Today was an interesting one, which really centred around the classroom and looked at it from a range of very different aspects.
In the morning I sat down over coffee with Scott Hamm in the library commons area. (Note to self: Check if we can get a Starbucks on our campus) We discussed a range of issues but spent a good amount of time discussing change management and the effects on staff. Abilene has obviously been through some huge changes and they’ve done it successfully. We discussed buy-in and how they have achieved that when Scott bought up the idea about some people seeing change as loss and they quite often react in the very same way to change as they do to loss. I think this is a real stroke of genius and Scott went on to say that they are actually losing something – whether it’s the way they have worked for 20 years, the way the built their career, the way they have built their research and practice – when you want to change that they are in fact losing that part of themselves. Here is why communication is so important, because change is more often about upgrading and improving and this really needs to be explained clearly so that the person can actually see this themselves. However, there will still need to grieving time because ultimately something is being lost or replaced and people will react and need time and space to go through that process. When Scott bought this up I thought about how I personally have seen people respond to change and honestly I have seen people react in much the same way as those that go through the 5 stages of grief. Actually seeing that link between change and grief actually makes understand people’s reactions far more understandable and one of the big lessons for me to take home as it will help me in my day-to-day job.
The second part of the morning was a great conversation with George and Bill about the future of the book. This is one of those areas that is under a lot of scrutiny at the moment and where a lot of people are asking a lot of fundamental questions – about the very nature of a book, it purpose, what it is, it’s very make-up. While there don’t seem to be any clear answers right now this question of ‘what is the book in the future’ is something I have been wrestling with quite a bit. I’ll write another post on this topic in a bit – once I clarify a few bits and pieces in my head. I think it’s a challenging subject and one that I would be keen to follow-up on.
In the afternoon I sat in with Ian Shepherd teaching his Principles of Microeconomics class to see how the students were using a range of technologies in the classroom. This class of Ian’s has been involved with an iPad trial using a digital text from Inkling. Ian is also a big user of ACUs deployment of Turning Technologies classroom feedback system as well as a big user of Blackboard. Todays session was a classroom quiz where students were grouped together, studied and where then quizzed together in a little competition to spice things up. I was a little in awe with how seamlessly Ian had integrated a wide range of quite different technologies and also how well they worked together. I think Ian’s practice is quite exceptional in this area and in a way that truly seems to benefit both students and his own workload and practice.
The last session was a discussion with Arthur Brant about the network and infrastructure that underlies the mobile project.
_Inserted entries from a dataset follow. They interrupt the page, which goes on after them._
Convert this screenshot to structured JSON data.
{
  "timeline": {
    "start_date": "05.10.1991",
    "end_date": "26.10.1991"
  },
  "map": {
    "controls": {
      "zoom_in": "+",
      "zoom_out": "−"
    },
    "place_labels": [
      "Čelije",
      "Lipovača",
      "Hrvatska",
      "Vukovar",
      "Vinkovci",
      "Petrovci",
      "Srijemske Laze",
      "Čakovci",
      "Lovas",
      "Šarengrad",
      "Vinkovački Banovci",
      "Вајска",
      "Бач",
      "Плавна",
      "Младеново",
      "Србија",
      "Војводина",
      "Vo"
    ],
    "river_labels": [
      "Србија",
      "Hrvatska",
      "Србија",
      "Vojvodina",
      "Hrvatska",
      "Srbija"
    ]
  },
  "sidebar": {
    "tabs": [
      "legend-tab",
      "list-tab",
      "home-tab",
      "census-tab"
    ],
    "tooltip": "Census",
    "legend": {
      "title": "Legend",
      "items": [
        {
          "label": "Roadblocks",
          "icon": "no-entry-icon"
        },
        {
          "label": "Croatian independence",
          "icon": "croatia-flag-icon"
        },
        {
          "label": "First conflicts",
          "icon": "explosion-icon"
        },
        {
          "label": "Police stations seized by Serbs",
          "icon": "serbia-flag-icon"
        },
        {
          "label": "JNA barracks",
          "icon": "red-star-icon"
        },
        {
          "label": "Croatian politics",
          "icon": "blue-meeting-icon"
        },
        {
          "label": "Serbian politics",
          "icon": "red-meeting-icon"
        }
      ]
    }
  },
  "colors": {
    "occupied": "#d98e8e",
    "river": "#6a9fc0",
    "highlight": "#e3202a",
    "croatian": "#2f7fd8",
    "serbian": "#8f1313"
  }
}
In essence the wireless network underpins the success of the mobile project. Without it nothing would work because the data requirements are well and truly beyond any 3G network. Arthur went trough some of the planning that they did as well as the work and problems the discovered after going through a major upgrade. I always love to find that there is usually one component of a project that gets very little mention in the marketing or promotional press, in this case it is the wireless network. It is the great facilitator that allows everything to happen and without it there wouldn’t be a successful project at all. I got some interesting tips about some of the problems they encountered (including one relating to our proxy server).
So I got to see inside the classroom, discuss the problems and people who stand up in front of it, imagine what people will use in it and learn about the technology that today underlies it. I think it’s a great picture.